To be sure, Christians are to have a heart of forgiveness, such as Christ displayed upon the cross (Luke 23:24) and God has toward us sinners (Colossians 3:13). But often Christians are told to GIVE forgiveness for their own health-sake or so that their sins can be forgiven, even if the sinner is unrepentant.   But this is unbiblical and destructive to the individual believer, the sinner who is unrepentant, and to the body of Christ, HIS Church, as well as to the non-believer.

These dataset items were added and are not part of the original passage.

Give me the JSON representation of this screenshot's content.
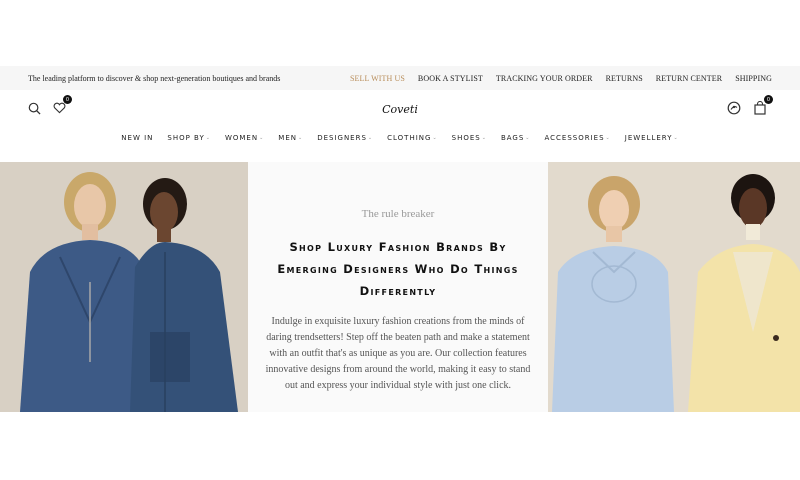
{
  "topbar": {
    "tagline": "The leading platform to discover & shop next-generation boutiques and brands",
    "links": [
      "SELL WITH US",
      "BOOK A STYLIST",
      "TRACKING YOUR ORDER",
      "RETURNS",
      "RETURN CENTER",
      "SHIPPING"
    ],
    "accent_color": "#b88d5a"
  },
  "header": {
    "logo_text": "Coveti",
    "wishlist_count": "0",
    "cart_count": "0",
    "icons": [
      "search-icon",
      "wishlist-heart-icon",
      "account-icon",
      "cart-bag-icon"
    ]
  },
  "nav": {
    "items": [
      "NEW IN",
      "SHOP BY",
      "WOMEN",
      "MEN",
      "DESIGNERS",
      "CLOTHING",
      "SHOES",
      "BAGS",
      "ACCESSORIES",
      "JEWELLERY"
    ]
  },
  "hero": {
    "overline": "The rule breaker",
    "headline": "Shop Luxury Fashion Brands By Emerging Designers Who Do Things Differently",
    "body": "Indulge in exquisite luxury fashion creations from the minds of daring trendsetters! Step off the beaten path and make a statement with an outfit that's as unique as you are. Our collection features innovative designs from around the world, making it easy to stand out and express your individual style with just one click."
  }
}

You see, a heart of forgiveness patiently/eagerly WAITS to give forgiveness, as displayed in Matthew 18:21-35 knowing that their sin against God is far greater than another human's sin against them.   Did you get that?  The truly godly Christian is one who is patiently WAITING to give forgiveness when it is truly time to do so, not before. There is a time to show by God's grace, the heart of forgiveness and to express Christ's love, mercy, compassion, patience, grace, etc. thereby welcoming the sinner/offender who repents.

God does NOT forgive where there is no repentance but God does show common grace (gives food, shelter, rain and sunshine, physical life and health, etc.), as HE invites sinners to HIM through Godly repentance. 

“God is patient (common grace) not willing that anyone should perish but that all should come to repentance” (2 Pet. 3:9). 


Toward the unrepentant sinner, God is not forgiving, He is patiently waiting for the sinner to come to Him in repentance so He can shower upon him His forgiveness. This is the heart of forgiveness.  It is a heart that waits patiently for the right time to shower the offender with forgiveness, NOT BEFORE!